Contrastive Self-supervised Neural Architecture Search

arXiv:2102.10557v329 citations
Originality Highly original
AI Analysis

This addresses the problem of expensive data labeling in NAS for computer vision researchers, offering a novel method that is incremental but impactful.

The paper tackles the high computational and labeling costs in neural architecture search by proposing a self-supervised approach that uses contrastive learning on unlabeled data, achieving state-of-the-art results with improved efficiency in labeling cost, search time, and accuracy.
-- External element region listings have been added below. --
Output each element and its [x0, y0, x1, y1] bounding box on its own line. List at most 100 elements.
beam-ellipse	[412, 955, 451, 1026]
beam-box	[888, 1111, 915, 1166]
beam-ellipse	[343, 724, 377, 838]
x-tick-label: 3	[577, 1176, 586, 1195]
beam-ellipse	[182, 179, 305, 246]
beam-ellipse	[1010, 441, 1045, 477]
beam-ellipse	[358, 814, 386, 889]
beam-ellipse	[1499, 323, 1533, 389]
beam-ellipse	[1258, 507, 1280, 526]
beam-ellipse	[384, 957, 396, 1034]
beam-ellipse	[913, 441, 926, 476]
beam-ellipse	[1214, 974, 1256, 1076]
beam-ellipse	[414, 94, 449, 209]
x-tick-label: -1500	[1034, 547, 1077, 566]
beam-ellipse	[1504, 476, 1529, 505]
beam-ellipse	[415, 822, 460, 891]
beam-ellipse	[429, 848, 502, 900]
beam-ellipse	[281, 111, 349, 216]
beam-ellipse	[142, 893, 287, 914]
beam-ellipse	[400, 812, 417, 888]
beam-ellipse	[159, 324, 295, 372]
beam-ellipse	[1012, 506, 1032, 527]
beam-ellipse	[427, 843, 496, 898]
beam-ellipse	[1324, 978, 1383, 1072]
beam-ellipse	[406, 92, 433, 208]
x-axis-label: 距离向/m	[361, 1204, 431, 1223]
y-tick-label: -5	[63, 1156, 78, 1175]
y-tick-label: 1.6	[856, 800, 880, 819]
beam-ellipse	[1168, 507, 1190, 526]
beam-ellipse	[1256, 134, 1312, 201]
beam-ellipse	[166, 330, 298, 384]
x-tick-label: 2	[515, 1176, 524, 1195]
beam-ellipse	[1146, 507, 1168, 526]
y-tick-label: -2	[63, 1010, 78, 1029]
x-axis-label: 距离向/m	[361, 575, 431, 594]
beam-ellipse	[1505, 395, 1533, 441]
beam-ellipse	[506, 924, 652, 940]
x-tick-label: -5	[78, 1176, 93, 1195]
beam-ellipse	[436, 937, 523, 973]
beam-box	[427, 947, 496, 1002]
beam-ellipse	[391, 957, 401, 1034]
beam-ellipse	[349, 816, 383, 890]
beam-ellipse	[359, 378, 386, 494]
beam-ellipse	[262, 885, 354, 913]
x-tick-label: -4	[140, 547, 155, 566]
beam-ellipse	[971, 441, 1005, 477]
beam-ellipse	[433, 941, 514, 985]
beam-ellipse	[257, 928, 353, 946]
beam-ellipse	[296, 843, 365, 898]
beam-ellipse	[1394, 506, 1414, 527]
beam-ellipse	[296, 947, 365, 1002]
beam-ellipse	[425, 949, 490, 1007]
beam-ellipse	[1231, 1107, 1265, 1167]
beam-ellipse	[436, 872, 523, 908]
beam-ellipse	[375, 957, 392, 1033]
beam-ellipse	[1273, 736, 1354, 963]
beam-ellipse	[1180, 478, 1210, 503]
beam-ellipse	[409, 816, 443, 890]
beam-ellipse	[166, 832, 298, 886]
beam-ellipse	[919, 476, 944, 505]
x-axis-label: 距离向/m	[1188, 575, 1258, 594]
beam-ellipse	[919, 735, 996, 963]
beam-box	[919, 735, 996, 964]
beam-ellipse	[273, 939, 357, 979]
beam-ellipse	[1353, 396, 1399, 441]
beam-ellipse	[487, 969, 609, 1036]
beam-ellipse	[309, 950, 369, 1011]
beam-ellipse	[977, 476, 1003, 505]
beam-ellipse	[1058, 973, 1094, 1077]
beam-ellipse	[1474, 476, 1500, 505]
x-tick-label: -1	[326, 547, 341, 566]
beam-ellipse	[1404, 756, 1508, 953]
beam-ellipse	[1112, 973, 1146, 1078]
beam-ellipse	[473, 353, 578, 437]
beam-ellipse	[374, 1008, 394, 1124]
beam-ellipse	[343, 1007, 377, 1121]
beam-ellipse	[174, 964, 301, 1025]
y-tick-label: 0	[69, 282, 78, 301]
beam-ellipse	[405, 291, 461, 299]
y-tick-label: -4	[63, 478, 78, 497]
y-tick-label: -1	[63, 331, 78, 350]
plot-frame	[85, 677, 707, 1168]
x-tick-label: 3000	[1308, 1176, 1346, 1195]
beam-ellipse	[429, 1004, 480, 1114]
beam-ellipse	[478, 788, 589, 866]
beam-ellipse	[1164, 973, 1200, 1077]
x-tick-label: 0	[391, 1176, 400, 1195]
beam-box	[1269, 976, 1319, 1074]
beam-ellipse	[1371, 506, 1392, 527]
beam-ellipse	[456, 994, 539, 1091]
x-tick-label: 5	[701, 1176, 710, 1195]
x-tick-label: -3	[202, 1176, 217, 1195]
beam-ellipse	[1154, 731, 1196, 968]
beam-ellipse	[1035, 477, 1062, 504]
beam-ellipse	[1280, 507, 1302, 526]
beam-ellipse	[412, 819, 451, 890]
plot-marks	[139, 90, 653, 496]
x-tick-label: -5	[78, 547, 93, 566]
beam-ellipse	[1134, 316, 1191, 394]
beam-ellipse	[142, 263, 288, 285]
This paper proposes a novel cell-based neural architecture search algorithm (NAS), which completely alleviates the expensive costs of data labeling inherited from supervised learning. Our algorithm capitalizes on the effectiveness of self-supervised learning for image representations, which is an increasingly crucial topic of computer vision. First, using only a small amount of unlabeled train data under contrastive self-supervised learning allow us to search on a more extensive search space, discovering better neural architectures without surging the computational resources. Second, we entirely relieve the cost for labeled data (by contrastive loss) in the search stage without compromising architectures' final performance in the evaluation phase. Finally, we tackle the inherent discrete search space of the NAS problem by sequential model-based optimization via the tree-parzen estimator (SMBO-TPE), enabling us to reduce the computational expense response surface significantly. An extensive number of experiments empirically show that our search algorithm can achieve state-of-the-art results with better efficiency in data labeling cost, searching time, and accuracy in final validation.